Stumpy Tail Cattle Dogs, also known as Australian Stumpy Tail Cattle Dogs, are usually simply referred to as Stumpies. This Australian breed originated in the 1800s from a cross between dingos and the Smithfield Collie. It is a close relation to the Australian Cattle Dog. For most of this breed’s history, performance, working instinct, and stamina were much more important than appearance.
Most Stumpy Tail Cattle Dogs stand between 17 and 20 inches tall and weigh between 35 and 50 pounds. The ears are erect, the muzzle is tapered, and the tail is naturally bobbed. The body is level, strong, and muscular. The coat is medium to short, dense, and harsh. Colors include red roan and blue roan. Stumpies need twice weekly brushing, although more may be needed when shedding.
The Stumpy Tail Cattle Dog is a very active dog breed who was bred to herd. Their stamina is such that they can follow a horse all day working cattle and you still can’t tire them out. This energy has attracted people who enjoy training their dogs in performance sports, and Stumpies are now competing in flyball, agility, and herding.

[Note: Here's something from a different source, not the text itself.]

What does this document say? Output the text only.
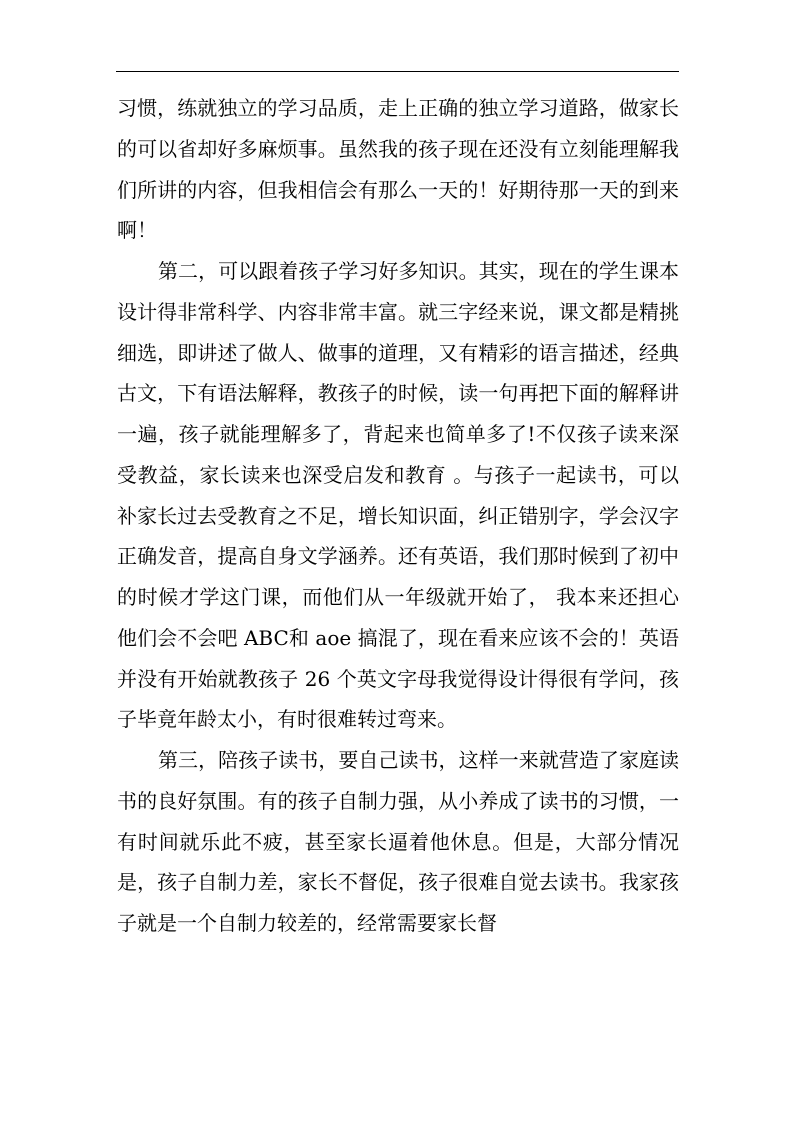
习惯，练就独立的学习品质，走上正确的独立学习道路，做家长的可以省却好多麻烦事。虽然我的孩子现在还没有立刻能理解我们所讲的内容，但我相信会有那么一天的！好期待那一天的到来啊！

第二，可以跟着孩子学习好多知识。其实，现在的学生课本设计得非常科学、内容非常丰富。就三字经来说，课文都是精挑细选，即讲述了做人、做事的道理，又有精彩的语言描述，经典古文，下有语法解释，教孩子的时候，读一句再把下面的解释讲一遍，孩子就能理解多了，背起来也简单多了!不仅孩子读来深受教益，家长读来也深受启发和教育 。与孩子一起读书，可以补家长过去受教育之不足，增长知识面，纠正错别字，学会汉字正确发音，提高自身文学涵养。还有英语，我们那时候到了初中的时候才学这门课，而他们从一年级就开始了， 我本来还担心他们会不会吧 ABC和 aoe 搞混了，现在看来应该不会的！英语并没有开始就教孩子 26 个英文字母我觉得设计得很有学问，孩子毕竟年龄太小，有时很难转过弯来。

第三，陪孩子读书，要自己读书，这样一来就营造了家庭读书的良好氛围。有的孩子自制力强，从小养成了读书的习惯，一有时间就乐此不疲，甚至家长逼着他休息。但是，大部分情况是，孩子自制力差，家长不督促，孩子很难自觉去读书。我家孩子就是一个自制力较差的，经常需要家长督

The Stumpy Tail Cattle Dog breed is not a couch potato! Stumpies are extremely intelligent, sometimes downright scary in their ability to learn. This means training is very important. Training should begin early, continue into adulthood, and challenge the dog’s abilities. Stumpies can learn tricks and should definitely have a job to do. Socialization should begin in puppyhood, as this breed is watchful and protective. Stumpies need an actively involved owner who enjoys a canine shadow.
This breed has a tendency to bond more closely with one owner than with multiple people. Stumpy Tail Cattle Dogs are good with children when raised with them but, if not raised with them, will usually avoid them. They can be good with other dogs but often wish to be in charge. Health concerns include deafness, cleft palate, and back problems.